There was a whoop from the back, Tom again.

"That bulge amidships, I see freight holds and cryo-space."

There was a sudden intensified silence as every man and woman present scrutinised the image with the same desperation that a man lost in the desert has for the glimpse of an oasis.

The moment passed.

"Damnit, he's right," said one.

"Well done, lad." Chief Matteo said as Tom collected his winnings.


Ereshkigal continued her steady braking until the mass conveyor was within a hundred kilometres of Charon Dock. The long, slender vessel was little more than debris shields wrapped around a fusion core, its propulsion system and its cargo spaces, utilitarian through and through.

It was a testament to the skill of Ereshkigal's crew that the vessel came to a relative stop with the orbiting Charon Dock, positioned near perfectly. Minor adjustments from the spaceship's vernier thrusters pushed it into position allowing Charon Dock's clamps to seize the vessel.


This was the most dangerous moment.

Local space became a riot of activity, a frenzy of work as manned drones detached from Charon and swarmed over the hull. It was steady, dull work, but each and every inch of the vessel needed to be checked. The vacuum of space had little forgiveness for mistakes, human or industrial.

Chief Matteo and his crew got to work with their inspection, soldering and repanelling any damaged debris shields they found as if they were descaling a gigantic metal serpent. For all its chaos, the inspections were part of an equally precise timetable. As the drones cleared the bulbous command module behind Ereshkigal's forward-mounted panels and moved amidships, two more drones began to connect tubes between the ship and its attendant dock, topping up the conveyor's air and thrust mass while removing the waste generated by thirty five days of rapid transit. Damaged panels were taken aside for reprocessing while below, on the surface of Mars, the lights that sparkled into being spoke of dropships rising up to make contact with the ship from Earth.

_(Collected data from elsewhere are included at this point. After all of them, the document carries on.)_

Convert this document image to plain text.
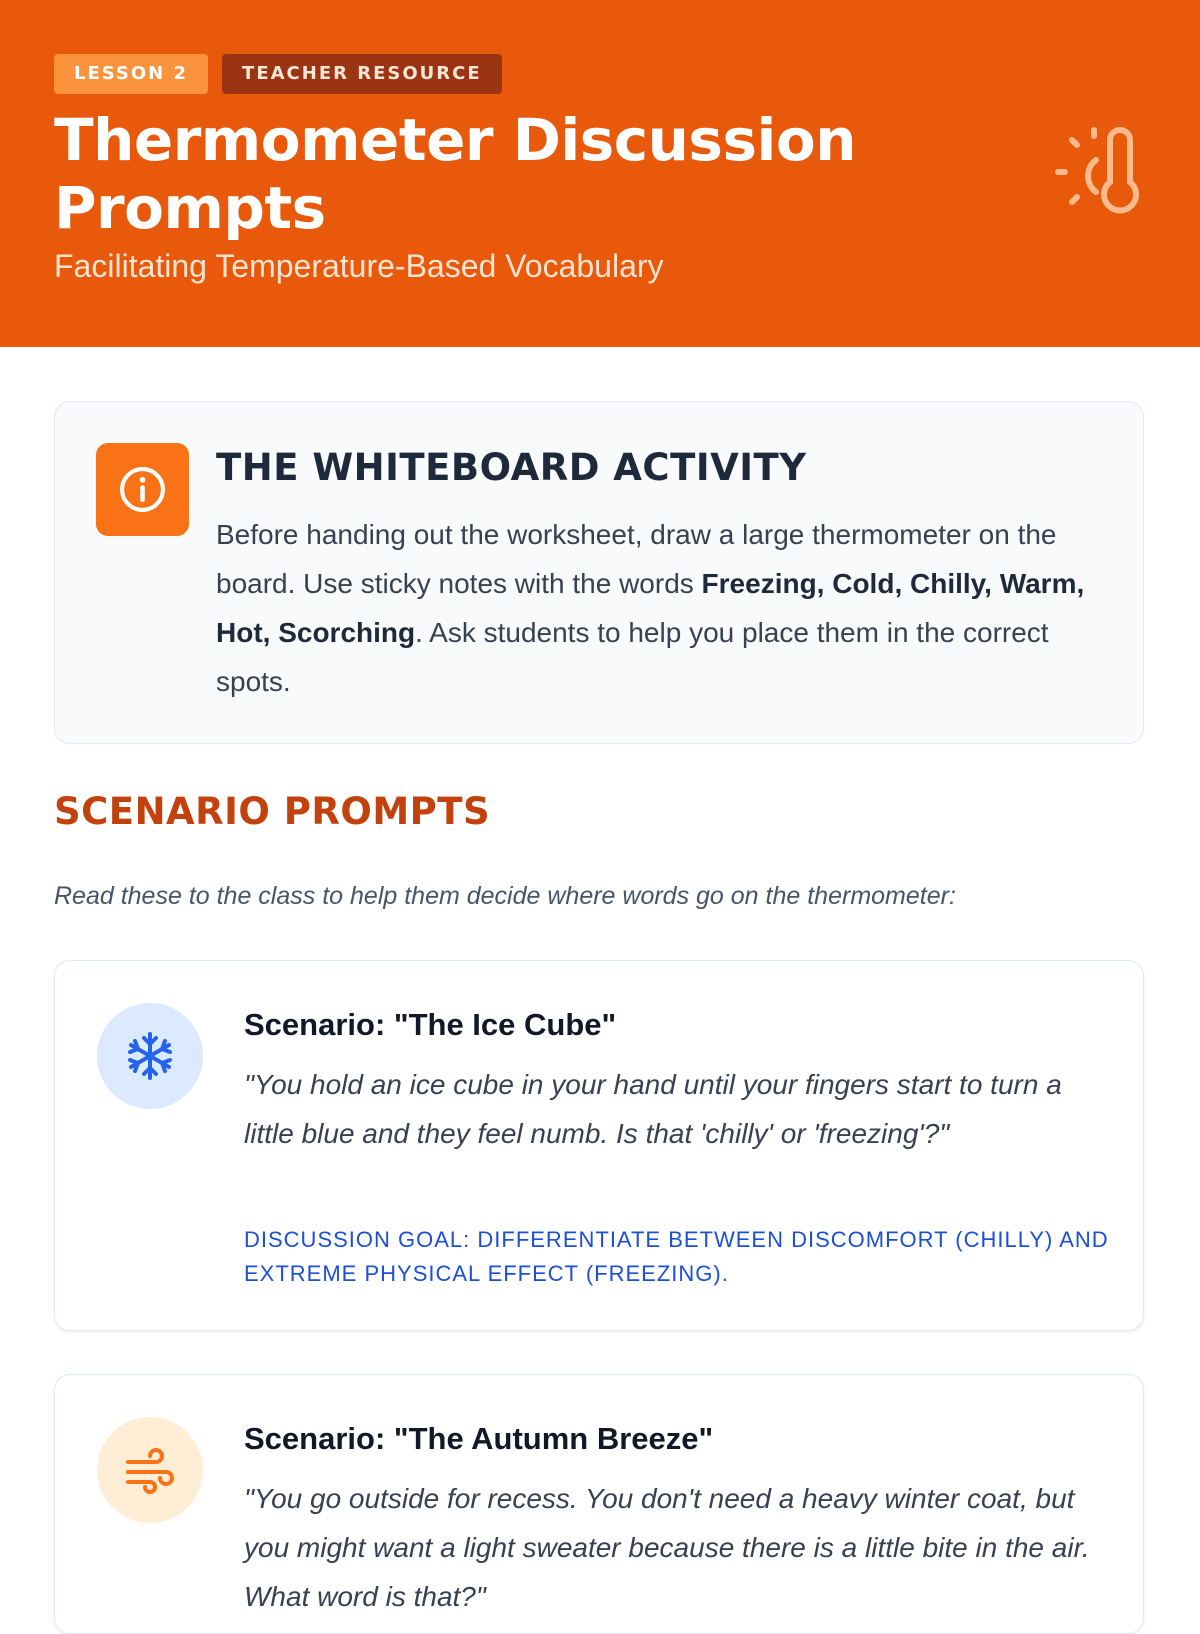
LESSON 2	TEACHER RESOURCE
Thermometer Discussion Prompts

Facilitating Temperature-Based Vocabulary

THE WHITEBOARD ACTIVITY

Before handing out the worksheet, draw a large thermometer on the board. Use sticky notes with the words Freezing, Cold, Chilly, Warm, Hot, Scorching. Ask students to help you place them in the correct spots.

SCENARIO PROMPTS

Read these to the class to help them decide where words go on the thermometer:

Scenario: "The Ice Cube"

"You hold an ice cube in your hand until your fingers start to turn a little blue and they feel numb. Is that 'chilly' or 'freezing'?"

DISCUSSION GOAL: DIFFERENTIATE BETWEEN DISCOMFORT (CHILLY) AND EXTREME PHYSICAL EFFECT (FREEZING).

Scenario: "The Autumn Breeze"

"You go outside for recess. You don't need a heavy winter coat, but you might want a light sweater because there is a little bite in the air. What word is that?"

Matteo felt that in its own way, the work of maintaining the conveyors that travelled between Earth and Mars orbits was a reflection of the new realities that the collapsing ecosystem on Earth had taught mankind.

What was waste to the crew of the Ereshkigal would soon be delivered to Mars alongside the ship's cargo and reprocessed, recycled and given new life whether that be fertilizer or construction materials.

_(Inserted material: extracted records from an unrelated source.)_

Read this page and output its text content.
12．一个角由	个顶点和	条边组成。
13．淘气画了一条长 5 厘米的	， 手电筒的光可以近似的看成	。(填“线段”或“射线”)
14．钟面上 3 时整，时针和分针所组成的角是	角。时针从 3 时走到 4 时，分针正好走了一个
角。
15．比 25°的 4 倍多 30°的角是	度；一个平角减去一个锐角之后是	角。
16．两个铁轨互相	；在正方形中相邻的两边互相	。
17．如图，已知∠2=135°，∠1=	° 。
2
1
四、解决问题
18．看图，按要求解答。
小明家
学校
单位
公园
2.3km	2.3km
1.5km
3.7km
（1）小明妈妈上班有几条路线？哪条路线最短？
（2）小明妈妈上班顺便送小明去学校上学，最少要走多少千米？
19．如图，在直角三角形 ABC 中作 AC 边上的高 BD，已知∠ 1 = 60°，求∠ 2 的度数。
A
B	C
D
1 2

The maintenance crew had only just cleared the midships when the spherical dropships finished punching out of the atmosphere and began jostling for spots along Ereshkigal's frame, like parasitic cleaner fish on a shark.

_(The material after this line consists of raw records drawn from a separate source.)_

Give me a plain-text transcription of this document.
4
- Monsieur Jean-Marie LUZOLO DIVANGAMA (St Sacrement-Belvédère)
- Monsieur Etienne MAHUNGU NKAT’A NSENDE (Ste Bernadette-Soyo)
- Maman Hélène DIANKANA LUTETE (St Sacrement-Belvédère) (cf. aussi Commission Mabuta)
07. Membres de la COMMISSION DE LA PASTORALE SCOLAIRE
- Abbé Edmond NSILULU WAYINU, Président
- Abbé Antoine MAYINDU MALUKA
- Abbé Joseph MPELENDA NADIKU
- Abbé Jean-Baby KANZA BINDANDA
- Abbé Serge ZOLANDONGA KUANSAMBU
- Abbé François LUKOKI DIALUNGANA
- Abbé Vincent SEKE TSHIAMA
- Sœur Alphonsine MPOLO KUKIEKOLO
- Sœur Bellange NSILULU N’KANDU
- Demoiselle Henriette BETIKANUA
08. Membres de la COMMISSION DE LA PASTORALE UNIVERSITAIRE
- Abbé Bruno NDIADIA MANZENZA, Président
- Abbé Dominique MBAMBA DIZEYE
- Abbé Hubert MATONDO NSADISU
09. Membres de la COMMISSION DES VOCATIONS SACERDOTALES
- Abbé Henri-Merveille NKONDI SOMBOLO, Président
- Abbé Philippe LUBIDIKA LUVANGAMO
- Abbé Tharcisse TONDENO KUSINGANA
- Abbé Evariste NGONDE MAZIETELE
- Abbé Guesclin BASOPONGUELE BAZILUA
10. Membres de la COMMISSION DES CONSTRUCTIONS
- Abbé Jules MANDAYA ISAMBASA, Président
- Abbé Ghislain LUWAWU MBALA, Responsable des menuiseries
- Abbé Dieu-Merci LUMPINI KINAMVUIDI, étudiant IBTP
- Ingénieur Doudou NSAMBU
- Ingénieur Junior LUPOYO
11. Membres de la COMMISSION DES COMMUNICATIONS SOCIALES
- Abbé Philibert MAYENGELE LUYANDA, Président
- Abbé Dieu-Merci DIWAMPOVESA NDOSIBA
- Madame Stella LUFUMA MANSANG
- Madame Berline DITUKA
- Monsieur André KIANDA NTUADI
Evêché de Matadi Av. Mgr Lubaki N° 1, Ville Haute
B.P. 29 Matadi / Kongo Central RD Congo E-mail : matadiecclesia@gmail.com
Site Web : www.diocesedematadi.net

Matteo could well imagine the chaos onboard as colonists were unfrozen from their cryopods, suited up and assigned to different landing groups. There was little doubt that only hull plating separated one frenzy of activity from the other.

"Ereshkigal to all orbit craft. Stand by for boil off."

Another piece of the elegant dance of logistics as the dropship pilots announced their docking and Matteo and his crew brought their drones closer and attached themselves to the long conveyor. The vessel vibrated, reverberations quivering down the length of the spaceship as tons of liquid nitrogen were passed through the thermal control system and on to Charon Dock's temporary storage, taking with it the excess heat stored during the journey to Mars.

As waste became fertiliser and damaged panels became scaffolding, so too would the spent cryogenic fluids, mostly nitrogen, become nitrates for Mars.


In time, the inspections finished. The dropships descended to their intended landing sites with their cargo and colonists, their fat, spherical shapes glowing as they re-entered the thin Martian atmosphere.

Charon Dock released Ereshkigal and the two separated as the mass conveyor burned for Earth.

For Chief Matteo and his crew, it was back to the Dock's rotating torus, back to standing ready for the next ship to come.

As Matteo returned to the orbiting station and peeled himself out from his spacesuit, he glanced through the windows and watched Mars spin beneath him.

One day, it would be him on those fading stars that dropped to the surface, their engines braking their descent.

One day, the crew of Charon would be able to end their service to the ferryman and set foot on mankind's new start.